HAGERSTOWN, Md. – Rose Christopher was diagnosed with ALS in 2009. She has since been confined to a wheelchair and had to give up her nursing career.

“The little things people take for granted, I can no longer do,” Rose said.

This includes being put to bed, going to the bathroom and having somebody feed her. She’s also beginning to lose her ability to talk.

“Pretty much every aspect of life, aside from breathing, we have to help her with, or do for her,” said John Christopher, Rose’s husband.

The Christopher’s say that in Western Maryland there are no support groups and the doctors aren’t experts on the disease.

“I think in this area we need better awareness,” Rose said. “Everybody knows that it’s a neuromuscular disease, but they don’t understand the effects of it.”

“Many neurologists are aware of ALS, and if they suspect that a patient has ALS, they usually refer them to a center of excellence,” said Robin Swope, Care Services Coordinator for Western Maryland with the DC, MD, VA Chapter of the ALS Association.

But Swope added that a lot of the centers for excellence are in more populated areas like Baltimore because ALS is such a rare disease.The closest support group that the ALS association offers is in Rockville, but it’s a drive that takes a serious toll on Rose’s body.

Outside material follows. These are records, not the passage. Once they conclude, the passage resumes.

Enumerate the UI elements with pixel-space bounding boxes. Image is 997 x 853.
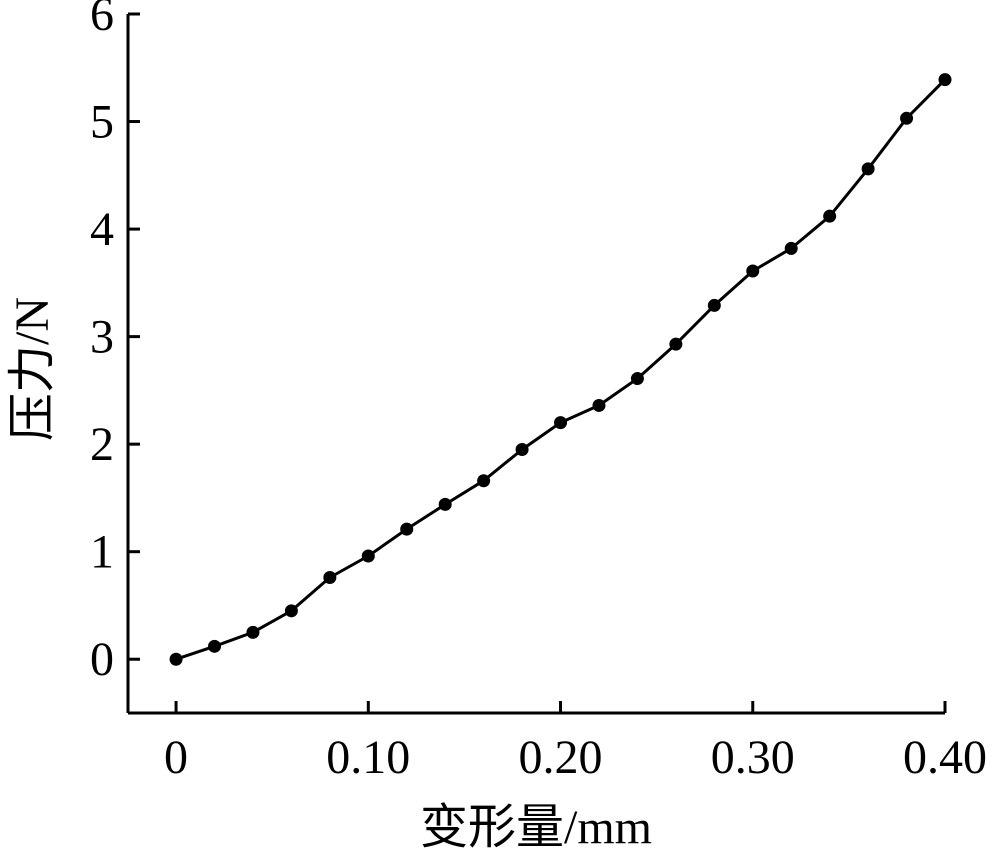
axes <box>126 14 945 715</box>
data-point <box>438 497 452 511</box>
data-point <box>208 639 222 653</box>
y-tick-label: 2 <box>90 418 114 471</box>
x-tick-label: 0.20 <box>519 731 603 784</box>
data-point <box>707 298 721 312</box>
data-point <box>592 398 606 412</box>
data-point <box>515 443 529 457</box>
y-tick-label: 3 <box>90 311 114 364</box>
data-point <box>554 416 568 430</box>
data-point <box>861 162 875 176</box>
y-tick-label: 4 <box>90 203 114 256</box>
y-tick-label: 1 <box>90 526 114 579</box>
x-tick-label: 0.40 <box>903 731 987 784</box>
data-point <box>746 264 760 278</box>
data-point <box>900 111 914 125</box>
y-tick-label: 5 <box>90 96 114 149</box>
data-point <box>400 522 414 536</box>
y-tick-label: 0 <box>90 633 114 686</box>
y-axis-label: 压力/N <box>6 297 59 441</box>
data-point <box>284 604 298 618</box>
data-point <box>361 549 375 563</box>
data-point <box>669 337 683 351</box>
x-tick-label: 0.10 <box>326 731 410 784</box>
data-point <box>246 625 260 639</box>
y-tick-label: 6 <box>90 0 114 41</box>
data-point <box>938 73 952 87</box>
data-point <box>169 652 183 666</box>
x-axis-label: 变形量/mm <box>420 801 652 853</box>
data-point <box>477 474 491 488</box>
data-point <box>784 241 798 255</box>
data-point <box>323 571 337 585</box>
x-tick-label: 0 <box>164 731 188 784</box>
data-point <box>823 209 837 223</box>
x-tick-label: 0.30 <box>711 731 795 784</box>
data-point <box>630 372 644 386</box>
series-group <box>169 73 952 666</box>
series-line <box>175 78 947 661</box>
ticks: 0 1 2 3 4 5 6 0 0.10 0.20 0.30 0.40 <box>90 0 987 784</box>
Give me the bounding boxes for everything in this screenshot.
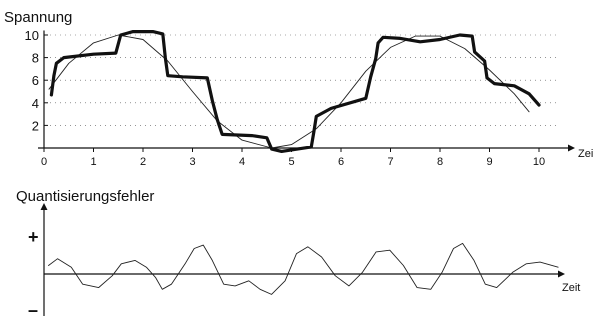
error-x-axis-arrow xyxy=(558,270,565,278)
voltage-y-tick-label: 10 xyxy=(25,28,39,43)
quantization-error-title: Quantisierungsfehler xyxy=(16,188,154,205)
voltage-x-tick-label: 6 xyxy=(338,156,344,168)
voltage-y-tick-label: 4 xyxy=(32,96,39,111)
voltage-x-ticks: 0 1 2 3 4 5 6 7 8 9 10 xyxy=(41,148,545,168)
voltage-y-ticks: 2 4 6 8 10 xyxy=(25,28,48,133)
voltage-x-tick-label: 7 xyxy=(387,156,393,168)
error-x-axis-label: Zeit xyxy=(562,282,580,294)
quantized-signal-line xyxy=(49,30,541,153)
error-y-axis-arrow xyxy=(40,203,48,210)
error-minus-sign: – xyxy=(28,300,38,320)
voltage-grid xyxy=(50,34,559,126)
voltage-x-tick-label: 0 xyxy=(41,156,47,168)
error-plus-sign: + xyxy=(28,227,39,247)
voltage-x-tick-label: 9 xyxy=(486,156,492,168)
voltage-x-tick-label: 3 xyxy=(189,156,195,168)
error-series xyxy=(48,242,559,295)
voltage-x-tick-label: 1 xyxy=(90,156,96,168)
voltage-x-tick-label: 4 xyxy=(239,156,245,168)
quantization-error-line xyxy=(48,242,559,295)
voltage-chart: Spannung 0 1 2 3 4 5 6 7 8 9 10 2 4 6 8 10 Zei xyxy=(4,9,593,168)
voltage-chart-title: Spannung xyxy=(4,9,72,26)
voltage-x-tick-label: 8 xyxy=(437,156,443,168)
voltage-series xyxy=(48,30,541,153)
voltage-x-tick-label: 5 xyxy=(288,156,294,168)
voltage-x-tick-label: 2 xyxy=(140,156,146,168)
voltage-y-tick-label: 8 xyxy=(32,51,39,66)
voltage-x-axis-arrow xyxy=(568,144,575,152)
voltage-y-tick-label: 2 xyxy=(32,118,39,133)
voltage-x-axis-label: Zei xyxy=(578,148,593,160)
quantization-error-chart: Quantisierungsfehler + – Zeit xyxy=(16,188,580,320)
voltage-x-tick-label: 10 xyxy=(533,156,545,168)
analog-signal-line xyxy=(48,34,530,149)
voltage-y-tick-label: 6 xyxy=(32,73,39,88)
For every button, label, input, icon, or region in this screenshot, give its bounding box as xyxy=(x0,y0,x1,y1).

“It’s hell. It’s hell sitting in a chair all day watching your life go by,” Rose said. “I’m trapped. I’m trapped in this body.”

But Rose says she’s not afraid of what happens next and she has a strong religious faith. Her advice is to enjoy the life you have.

The ALS Association will be hosting the Walk to Defeat ALS on June 6th at Baker Park in Frederick, MD. 

The Christopher’s also have a Go-Fund-Me account set up for Rose to accept donations.